SHANGHAI, China — Labor officials in China's southern province of Guangdong said Thursday they are investigating reports that fast-food chains like McDonald's and KFC pay their part-time workers less than the minimum wage of about $1 an hour.
McDonald's and Yum Brands Inc. spokesmen in China responded by saying their companies abided by the law but were seeking clarification about regulations for part-time workers, especially for students.
A spokesman for the Guangdong Provincial Labor and Social Security Department said officials were looking into reports from workers and local media that staff in the fast-food outlets were being paid up to 40 percent less than the local minimum wage.
"If those foreign companies are actually violating our labor law, they will definitely get punished according to the relevant laws and rules," said the spokesman, who like many Chinese would give only his surname, Zhang.
"I can't comment much since now since we don't have the results yet," Zhang said.
The claims first surfaced in a report by the local newspaper New Express Daily, which said its reporters, posing as job applicants, found that McDonald's, KFC and Pizza Hut were paying part-time staff as much as 40 percent less than the minimum wage for Guangdong.
Minimum wages vary from region to region in China. The minimum wage for Guangdong province is 7.5 yuan ($0.97) per hour.
The New Express Daily report said McDonald's was paying part-timers only 4 yuan ($0.52) per hour. It said part-timers at KFC earned as 4.7 yuan ($0.61) and Pizza Hut 5 yuan ($0.65).
The report also accused the restaurants of demanding part-time employees work the hours of full-time staff but failing to pay them any full-time staff benefits.
Neither McDonald's nor Yum, which operates both KFC and Pizza Hut, responded directly to the allegations regarding their wage rates.
But McDonald's issued a statement Thursday saying that staff from its unit McDonald's Guangdong Co. were meeting with local labor officials to "clarify our crew source and employee systems now."
"We commit ourselves to providing employees with equal work opportunity, aspiring and safe working environment and full range of career development," the McDonald's statement said.
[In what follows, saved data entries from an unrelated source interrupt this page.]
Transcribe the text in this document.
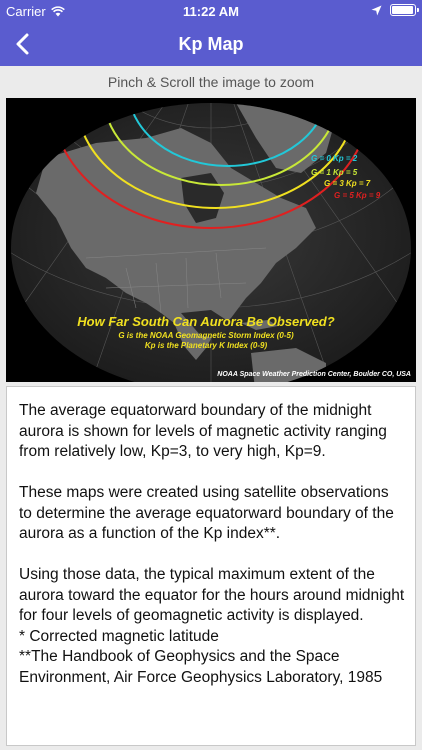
Carrier	11:22 AM
Kp Map
Pinch & Scroll the image to zoom
G = 0 Kp = 2
G = 1 Kp = 5
G = 3 Kp = 7
G = 5 Kp = 9
How Far South Can Aurora Be Observed?
G is the NOAA Geomagnetic Storm Index (0-5)
Kp is the Planetary K Index (0-9)
NOAA Space Weather Prediction Center, Boulder CO, USA

The average equatorward boundary of the midnight aurora is shown for levels of magnetic activity ranging from relatively low, Kp=3, to very high, Kp=9.

These maps were created using satellite observations to determine the average equatorward boundary of the aurora as a function of the Kp index**.

Using those data, the typical maximum extent of the aurora toward the equator for the hours around midnight for four levels of geomagnetic activity is displayed.

* Corrected magnetic latitude

**The Handbook of Geophysics and the Space Environment, Air Force Geophysics Laboratory, 1985
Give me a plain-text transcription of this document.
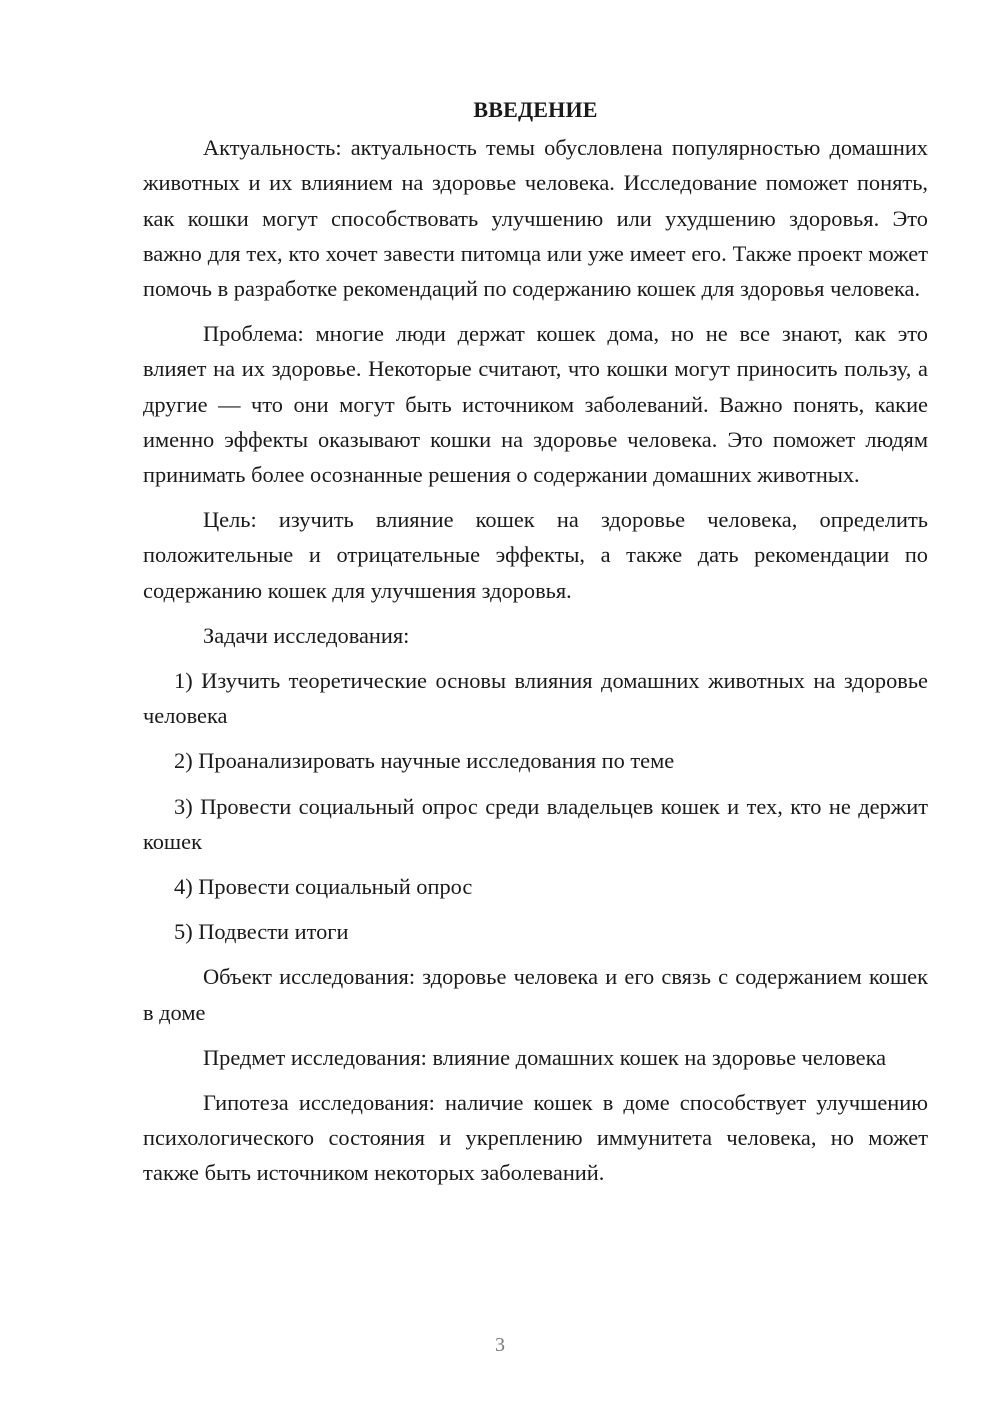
ВВЕДЕНИЕ

Актуальность: актуальность темы обусловлена популярностью домашних животных и их влиянием на здоровье человека. Исследование поможет понять, как кошки могут способствовать улучшению или ухудшению здоровья. Это важно для тех, кто хочет завести питомца или уже имеет его. Также проект может помочь в разработке рекомендаций по содержанию кошек для здоровья человека.

Проблема: многие люди держат кошек дома, но не все знают, как это влияет на их здоровье. Некоторые считают, что кошки могут приносить пользу, а другие — что они могут быть источником заболеваний. Важно понять, какие именно эффекты оказывают кошки на здоровье человека. Это поможет людям принимать более осознанные решения о содержании домашних животных.

Цель: изучить влияние кошек на здоровье человека, определить положительные и отрицательные эффекты, а также дать рекомендации по содержанию кошек для улучшения здоровья.

Задачи исследования:

1) Изучить теоретические основы влияния домашних животных на здоровье человека

2) Проанализировать научные исследования по теме

3) Провести социальный опрос среди владельцев кошек и тех, кто не держит кошек

4) Провести социальный опрос

5) Подвести итоги

Объект исследования: здоровье человека и его связь с содержанием кошек в доме

Предмет исследования: влияние домашних кошек на здоровье человека

Гипотеза исследования: наличие кошек в доме способствует улучшению психологического состояния и укреплению иммунитета человека, но может также быть источником некоторых заболеваний.

3
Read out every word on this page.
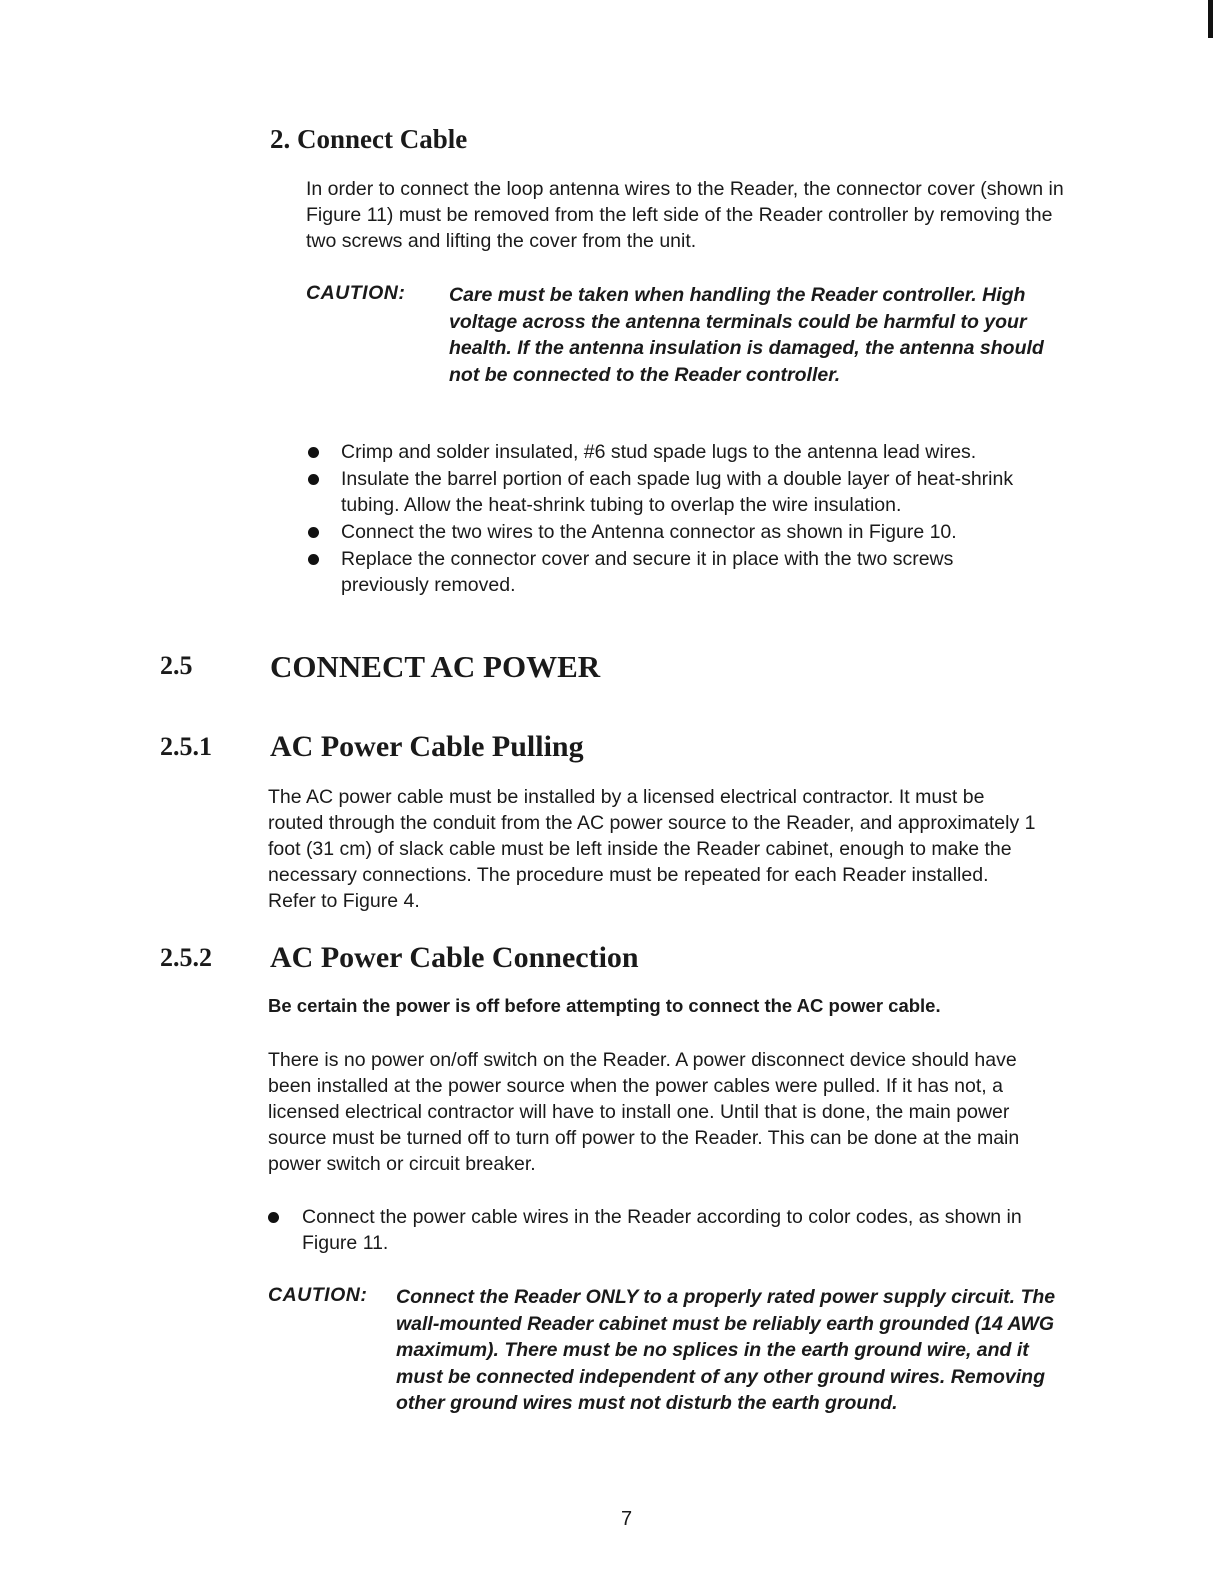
2. Connect Cable

In order to connect the loop antenna wires to the Reader, the connector cover (shown in Figure 11) must be removed from the left side of the Reader controller by removing the two screws and lifting the cover from the unit.

CAUTION: Care must be taken when handling the Reader controller. High voltage across the antenna terminals could be harmful to your health. If the antenna insulation is damaged, the antenna should not be connected to the Reader controller.

Crimp and solder insulated, #6 stud spade lugs to the antenna lead wires.
Insulate the barrel portion of each spade lug with a double layer of heat-shrink tubing. Allow the heat-shrink tubing to overlap the wire insulation.
Connect the two wires to the Antenna connector as shown in Figure 10.
Replace the connector cover and secure it in place with the two screws previously removed.
2.5	CONNECT AC POWER
2.5.1 AC Power Cable Pulling

The AC power cable must be installed by a licensed electrical contractor. It must be routed through the conduit from the AC power source to the Reader, and approximately 1 foot (31 cm) of slack cable must be left inside the Reader cabinet, enough to make the necessary connections. The procedure must be repeated for each Reader installed. Refer to Figure 4.

2.5.2 AC Power Cable Connection

Be certain the power is off before attempting to connect the AC power cable.

There is no power on/off switch on the Reader. A power disconnect device should have been installed at the power source when the power cables were pulled. If it has not, a licensed electrical contractor will have to install one. Until that is done, the main power source must be turned off to turn off power to the Reader. This can be done at the main power switch or circuit breaker.

Connect the power cable wires in the Reader according to color codes, as shown in Figure 11.
CAUTION: Connect the Reader ONLY to a properly rated power supply circuit. The wall-mounted Reader cabinet must be reliably earth grounded (14 AWG maximum). There must be no splices in the earth ground wire, and it must be connected independent of any other ground wires. Removing other ground wires must not disturb the earth ground.

7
"As a fully responsible employer, we always follow the relevant government laws and rules. We offer our employees wages which meets the country's relevant standards," it said.
Yum Brands issued a statement saying the allegations resulted from confusion over whether the laws pertaining to part-time workers included students, who according to the New Express Daily constitute 70 percent of part-time staff in such fast-food outlets.
"This was caused by a newly introduced regulation. We are working with the government to seek clarification of these laws," it said. "Yum has always strictly adhered to Chinese laws and regulations."
It was unclear if there was some reason why students would be exempt from labor laws. However, labor officials in Guangdong said that as of Jan. 1, the minimum wage applied to both part- and full-time workers.